Aber er würde diese Chance kein zweites Mal bekommen. Er sah ihr fest in die Augen und erzählte ihr, was er von Shūsaku über Daimyō Tokugawas Entscheidung erfahren hatte, ihn geheim zu halten, damit er vor Oda sicher war. Er berichtete ihr von dem Ninja, der ihn gerettet hatte. Und vor allem erzählte er ihr von seiner Vermutung, dass sie seine wahre Mutter sei, diese gebrochene Frau, die hier vor ihm saß.
Fürstin Tokugawa lächelte, und auf diesem geschundenen Gesicht wirkte es traurig. »Komm näher, damit ich mir dein Gesicht ansehen kann.«
Tarō beugte sich vor und kämpfte seinen Ekel vor dem Geruch der Frau nieder.
»Ah. Nein. Ich kenne dich nicht.

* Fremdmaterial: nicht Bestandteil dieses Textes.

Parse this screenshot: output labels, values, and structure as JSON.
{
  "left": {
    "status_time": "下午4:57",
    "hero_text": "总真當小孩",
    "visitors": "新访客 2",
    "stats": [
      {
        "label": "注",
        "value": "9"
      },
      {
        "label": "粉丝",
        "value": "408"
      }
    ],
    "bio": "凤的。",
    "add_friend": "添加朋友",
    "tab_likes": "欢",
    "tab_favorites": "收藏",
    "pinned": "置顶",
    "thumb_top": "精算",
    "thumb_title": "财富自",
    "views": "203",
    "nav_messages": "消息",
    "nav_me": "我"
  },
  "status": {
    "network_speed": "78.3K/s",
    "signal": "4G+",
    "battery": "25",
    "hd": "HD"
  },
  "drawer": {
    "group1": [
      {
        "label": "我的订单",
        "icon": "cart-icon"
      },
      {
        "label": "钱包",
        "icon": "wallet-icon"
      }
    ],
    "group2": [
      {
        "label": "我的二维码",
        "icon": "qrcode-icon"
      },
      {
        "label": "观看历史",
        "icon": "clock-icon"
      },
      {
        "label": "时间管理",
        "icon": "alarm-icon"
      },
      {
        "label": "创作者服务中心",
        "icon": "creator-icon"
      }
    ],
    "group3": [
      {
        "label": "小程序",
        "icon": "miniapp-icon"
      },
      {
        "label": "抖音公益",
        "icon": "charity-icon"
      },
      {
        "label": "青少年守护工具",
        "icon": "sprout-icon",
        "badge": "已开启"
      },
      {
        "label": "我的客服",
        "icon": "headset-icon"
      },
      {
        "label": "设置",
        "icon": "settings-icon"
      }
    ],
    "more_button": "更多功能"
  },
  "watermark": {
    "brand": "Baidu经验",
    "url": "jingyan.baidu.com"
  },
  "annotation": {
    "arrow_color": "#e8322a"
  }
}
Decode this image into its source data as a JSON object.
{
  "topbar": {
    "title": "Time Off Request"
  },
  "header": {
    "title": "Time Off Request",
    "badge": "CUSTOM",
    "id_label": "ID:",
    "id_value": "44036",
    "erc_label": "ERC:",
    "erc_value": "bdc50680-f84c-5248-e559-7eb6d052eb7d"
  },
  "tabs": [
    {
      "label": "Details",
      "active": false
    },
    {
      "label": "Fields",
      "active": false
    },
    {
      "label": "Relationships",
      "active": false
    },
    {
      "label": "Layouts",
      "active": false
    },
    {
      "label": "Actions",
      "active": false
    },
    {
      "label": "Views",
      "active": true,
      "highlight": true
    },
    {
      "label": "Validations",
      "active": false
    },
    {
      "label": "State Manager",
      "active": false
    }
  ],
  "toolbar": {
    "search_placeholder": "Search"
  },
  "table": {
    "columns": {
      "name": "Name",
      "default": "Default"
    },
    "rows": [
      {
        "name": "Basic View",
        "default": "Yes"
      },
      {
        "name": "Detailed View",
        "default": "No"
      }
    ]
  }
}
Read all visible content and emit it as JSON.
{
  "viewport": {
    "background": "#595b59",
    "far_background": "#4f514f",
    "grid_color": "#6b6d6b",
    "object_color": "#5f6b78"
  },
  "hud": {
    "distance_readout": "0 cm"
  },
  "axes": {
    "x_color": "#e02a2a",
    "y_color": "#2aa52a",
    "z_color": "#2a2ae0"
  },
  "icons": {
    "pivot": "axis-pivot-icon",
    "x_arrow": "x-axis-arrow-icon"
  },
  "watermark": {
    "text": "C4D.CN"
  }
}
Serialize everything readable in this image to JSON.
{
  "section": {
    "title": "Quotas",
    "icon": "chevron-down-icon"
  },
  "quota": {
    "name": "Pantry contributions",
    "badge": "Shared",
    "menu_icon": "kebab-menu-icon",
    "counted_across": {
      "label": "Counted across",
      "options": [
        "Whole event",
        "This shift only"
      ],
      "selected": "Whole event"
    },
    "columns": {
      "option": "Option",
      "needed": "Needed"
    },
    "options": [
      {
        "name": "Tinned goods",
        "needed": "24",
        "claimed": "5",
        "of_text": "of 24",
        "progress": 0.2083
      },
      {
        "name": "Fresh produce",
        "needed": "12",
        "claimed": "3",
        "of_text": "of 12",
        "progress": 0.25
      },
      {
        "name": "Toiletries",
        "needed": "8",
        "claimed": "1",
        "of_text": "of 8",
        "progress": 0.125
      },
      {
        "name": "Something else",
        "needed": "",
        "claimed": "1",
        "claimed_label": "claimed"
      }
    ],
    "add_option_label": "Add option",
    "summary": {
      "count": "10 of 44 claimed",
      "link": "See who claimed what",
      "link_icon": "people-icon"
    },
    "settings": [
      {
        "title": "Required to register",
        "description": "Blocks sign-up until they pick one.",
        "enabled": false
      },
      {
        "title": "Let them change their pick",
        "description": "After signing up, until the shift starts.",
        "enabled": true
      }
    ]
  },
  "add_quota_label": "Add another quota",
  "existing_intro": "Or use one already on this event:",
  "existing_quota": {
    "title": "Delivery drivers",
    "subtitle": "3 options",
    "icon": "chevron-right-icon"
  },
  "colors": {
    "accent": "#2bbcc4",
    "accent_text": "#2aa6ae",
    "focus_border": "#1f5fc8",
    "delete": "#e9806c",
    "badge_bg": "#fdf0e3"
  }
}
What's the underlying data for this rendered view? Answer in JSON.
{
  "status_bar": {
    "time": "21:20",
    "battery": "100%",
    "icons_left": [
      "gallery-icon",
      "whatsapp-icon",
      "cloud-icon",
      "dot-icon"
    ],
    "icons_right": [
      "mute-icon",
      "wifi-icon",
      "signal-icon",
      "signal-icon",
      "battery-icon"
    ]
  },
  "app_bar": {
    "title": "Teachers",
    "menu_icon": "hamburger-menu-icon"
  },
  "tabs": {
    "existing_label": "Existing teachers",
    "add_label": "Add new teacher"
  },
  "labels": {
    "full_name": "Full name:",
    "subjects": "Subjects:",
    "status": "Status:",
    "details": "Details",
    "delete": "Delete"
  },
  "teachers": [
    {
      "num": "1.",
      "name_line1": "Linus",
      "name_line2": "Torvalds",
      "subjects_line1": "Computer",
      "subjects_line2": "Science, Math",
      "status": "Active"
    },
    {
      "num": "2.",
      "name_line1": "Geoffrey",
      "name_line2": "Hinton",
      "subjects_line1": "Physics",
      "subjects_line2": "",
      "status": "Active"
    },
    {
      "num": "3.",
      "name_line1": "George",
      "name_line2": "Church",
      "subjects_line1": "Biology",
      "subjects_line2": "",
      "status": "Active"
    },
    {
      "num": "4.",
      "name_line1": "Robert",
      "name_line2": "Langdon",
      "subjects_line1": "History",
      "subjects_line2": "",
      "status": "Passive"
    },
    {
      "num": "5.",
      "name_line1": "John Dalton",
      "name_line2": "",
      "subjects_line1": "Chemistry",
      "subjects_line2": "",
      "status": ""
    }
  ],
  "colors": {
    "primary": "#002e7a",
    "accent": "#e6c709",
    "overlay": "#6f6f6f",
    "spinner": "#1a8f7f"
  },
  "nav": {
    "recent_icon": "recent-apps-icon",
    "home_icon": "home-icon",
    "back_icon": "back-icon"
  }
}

Es tut mir leid.«
»Aber … aber … «, stammelte Tarō.
Die Fürstin Tokugawa lächelte immer noch. »Ich sagte … du bist nicht mein Sohn.«
Tarō konnte es nicht fassen. »Aber dann … warum …«
Hana legte Tarō die Hand auf den Arm. »Lass sie aussprechen.« Und tatsächlich, die Fürstin Tokugawa öffnete erneut den Mund, um zu sprechen.
»Du bist nicht mein Sohn. Aber der Sohn meines Mannes. Ich sehe es in deinem Gesicht.«
»Aber …« Tarō fuhr zusammen. »Was bedeutet das?«
»Du … hast … eine Mutter?«, fragte die Fürstin. »Eine Frau, die dich großgezogen hat?«
»Ja.«
»Dann … nehme ich an … dass sie deine Mutter ist. Mein Gemahl … ist nicht … treu.«
Tarō wusste nicht, was er sagen sollte. Meine Mutter ist also doch meine richtige Mutter! , dachte er voller Freude.
Und gleich darauf traurig: Aber mein Vater war nicht mein Vater.
Und doch hat er mich mit ihr gemeinsam großgezogen, obwohl er gewusst haben muss, dass der Junge, um den er sich kümmerte, Tokugawas Sohn war.
Tarō wurde von Zuneigung für seinen Ziehvater überwältigt und erinnerte sich an den zerbrechlichen Körper auf dem Bett, den abgeschlagenen Kopf – und die Wut strömte durch seine Adern wie flüssiger Stahl.